Dental devices have been used to help manage snoring and obstructive sleep apnea, or OSA. This article reports on patients' compliance with and complications of long-term use of an anterior mandibular positioning, or AMP, device.


The device used was a custom-made, two-piece, full-coverage, adjustable acrylic appliance, connected with Herbst attachments. The appliance was used nightly and advanced the mandible by 75 percent of the patient's maximum protrusive distance. Patients were telephoned to determine whether they were still using the AMP device. If not, they were asked when and why they stopped using it. The study sample included 65 consecutive patients with mild-to-moderate obstructive sleep apnea and snoring.

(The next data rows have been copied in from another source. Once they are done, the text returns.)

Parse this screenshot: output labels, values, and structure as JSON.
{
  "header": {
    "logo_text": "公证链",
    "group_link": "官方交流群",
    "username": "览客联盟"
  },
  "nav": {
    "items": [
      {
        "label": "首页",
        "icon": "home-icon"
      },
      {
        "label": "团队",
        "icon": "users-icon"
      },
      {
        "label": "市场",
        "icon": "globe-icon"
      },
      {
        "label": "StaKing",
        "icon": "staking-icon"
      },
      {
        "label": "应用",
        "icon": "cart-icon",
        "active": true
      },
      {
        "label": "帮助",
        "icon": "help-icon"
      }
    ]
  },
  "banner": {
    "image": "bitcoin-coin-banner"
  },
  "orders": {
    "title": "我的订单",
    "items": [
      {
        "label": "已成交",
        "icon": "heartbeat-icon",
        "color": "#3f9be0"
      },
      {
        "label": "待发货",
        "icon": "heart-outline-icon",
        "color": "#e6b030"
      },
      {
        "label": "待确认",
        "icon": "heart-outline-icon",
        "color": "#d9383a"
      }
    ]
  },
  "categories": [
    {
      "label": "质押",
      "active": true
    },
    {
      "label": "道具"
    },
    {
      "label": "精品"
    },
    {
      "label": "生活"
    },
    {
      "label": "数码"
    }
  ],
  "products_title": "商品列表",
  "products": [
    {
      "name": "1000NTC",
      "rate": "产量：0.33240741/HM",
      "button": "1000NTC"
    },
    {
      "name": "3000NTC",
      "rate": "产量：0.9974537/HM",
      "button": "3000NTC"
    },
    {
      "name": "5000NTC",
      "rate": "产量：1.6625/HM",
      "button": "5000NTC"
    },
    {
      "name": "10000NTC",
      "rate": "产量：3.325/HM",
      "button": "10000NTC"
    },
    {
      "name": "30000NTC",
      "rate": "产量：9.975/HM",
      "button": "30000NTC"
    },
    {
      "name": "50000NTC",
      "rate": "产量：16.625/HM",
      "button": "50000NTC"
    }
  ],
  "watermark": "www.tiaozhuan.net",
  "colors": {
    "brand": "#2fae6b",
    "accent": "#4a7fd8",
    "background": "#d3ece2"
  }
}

Long-term use (three years or more) of the AMP device in these patients was 51 percent (27 of 53 patients). Of the 53 responding patients, 40 percent reported jaw/facial muscle pain, 40 percent had occlusal changes, 38 percent reported tooth pain, 30 percent reported jaw joint pain and 30 percent experienced xerostomia. Of the 27 long-term AMP users, 22 rated themselves as being very satisfied and four as somewhat satisfied; one was neither satisfied nor dissatisfied with the appliance.


It was determined that with use of the AMP device, 40 percent of patients will develop some minor complications of jaw, mouth and/or tooth pain, and approximately 26 percent of long-term users might experience a painless but irreversible change in their occlusion. Annual follow-up office visits with the dentist appear necessary for early detection of these changes.


Patients with mild-to-moderate OSA who receive a two-piece, adjustable AMP device should be informed that 50 percent of patients quit using the device in a three-year period and some will experience shifts in their occlusion.